The study highlights a few ethical dilemmas that the company is faced with during challenging business times.  The first scenario describes the complications with business growth and the correlation with the relationship between the founder of the consulting firm and the HR Director of the client.  Due to this personal relationship, the firm was getting many of the contracts and it finally came into question by the Deputy Director of HR.  There was a full scale review of the whole relationship with the FLS.  Some changes were made to their agreements, tightening certain spending components; however, their overall relationship remained strong and the Deputy Director of HR was dismissed a few months later.

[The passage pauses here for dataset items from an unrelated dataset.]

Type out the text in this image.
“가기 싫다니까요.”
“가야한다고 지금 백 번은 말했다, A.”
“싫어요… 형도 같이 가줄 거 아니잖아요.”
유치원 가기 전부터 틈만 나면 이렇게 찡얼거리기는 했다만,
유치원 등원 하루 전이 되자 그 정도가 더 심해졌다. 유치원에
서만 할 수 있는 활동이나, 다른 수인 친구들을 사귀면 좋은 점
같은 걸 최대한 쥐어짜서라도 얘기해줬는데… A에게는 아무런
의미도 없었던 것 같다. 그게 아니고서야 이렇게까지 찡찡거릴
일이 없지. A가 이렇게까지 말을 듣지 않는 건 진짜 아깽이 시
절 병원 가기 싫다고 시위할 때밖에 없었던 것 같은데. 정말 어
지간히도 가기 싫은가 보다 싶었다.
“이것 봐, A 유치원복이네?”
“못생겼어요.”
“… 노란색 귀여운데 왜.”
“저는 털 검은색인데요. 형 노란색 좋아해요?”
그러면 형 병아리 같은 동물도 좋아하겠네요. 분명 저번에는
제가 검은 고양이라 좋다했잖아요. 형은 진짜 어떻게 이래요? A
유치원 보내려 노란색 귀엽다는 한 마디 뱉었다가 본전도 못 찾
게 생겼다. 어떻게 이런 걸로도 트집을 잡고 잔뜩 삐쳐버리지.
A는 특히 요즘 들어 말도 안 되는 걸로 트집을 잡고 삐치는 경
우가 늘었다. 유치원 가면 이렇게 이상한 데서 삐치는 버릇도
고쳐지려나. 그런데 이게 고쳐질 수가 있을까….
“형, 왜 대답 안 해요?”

Another example describes when a new manager is hired by the client and the FLS consultant is asked, by this new manager, to breach the confidence of his staff mentoring interviews to provide insight as to which employees are committed to the job and which ones aren’t.  The consultant does not provide this information to the new manager and reports the inappropriate conversation to the CEO of FLS.  The CEO of FLS then calls the CEO of the client and shares his outrage and concern for the behavior of this new manager.  When the new manager is questioned, he denies asking for this information and implies that it was actually the FLS consultant that was trying to offer him additional, inappropriate insight into their employees.  The two CEOs decided it was a mis-communication and it was never dealt with beyond that.



1.   Is it ethical to utilize personal relationships to help advance your business’s client-base?

2.   If you were the consultant in the second scenario, how would you proceed in working for the firm and potentially the same client?


One Response to FLS Ltd- Case Study

  1. John White says:

    FLS Ltd. Case Study: This is an interesting case in my view because I think it is a common situation that can arise in the business world. On the face of it, I don’t see any problem with using information about potential business opportunities that one might learn from a partner, family member, or close friend. It happens every day, and how could it be prevented? The problem arises when it becomes a proprietary relationship that excludes other individuals or companies from competing to offer their skills. That seems to be the case in this scenario (at least with the information we are given), as evidenced by the dismissal of the Deputy Director of HR – presumably for disclosing and pushing on this issue. Also, the fact that the client did not make any fundamental changes after disclosure points to a relationship that is exclusive for reasons other than to benefit the client’s organization. In this situation, I think that both the client and the consulting agency should have terminated the relationship. of course, there is not a lot of information about this situation, and some other facts could change the entire picture. What is the client couldn’t afford to hire other consultants because their rates were much higher, forcing them to stay with the one they could afford? A broader picture of events would make this easier to analyze.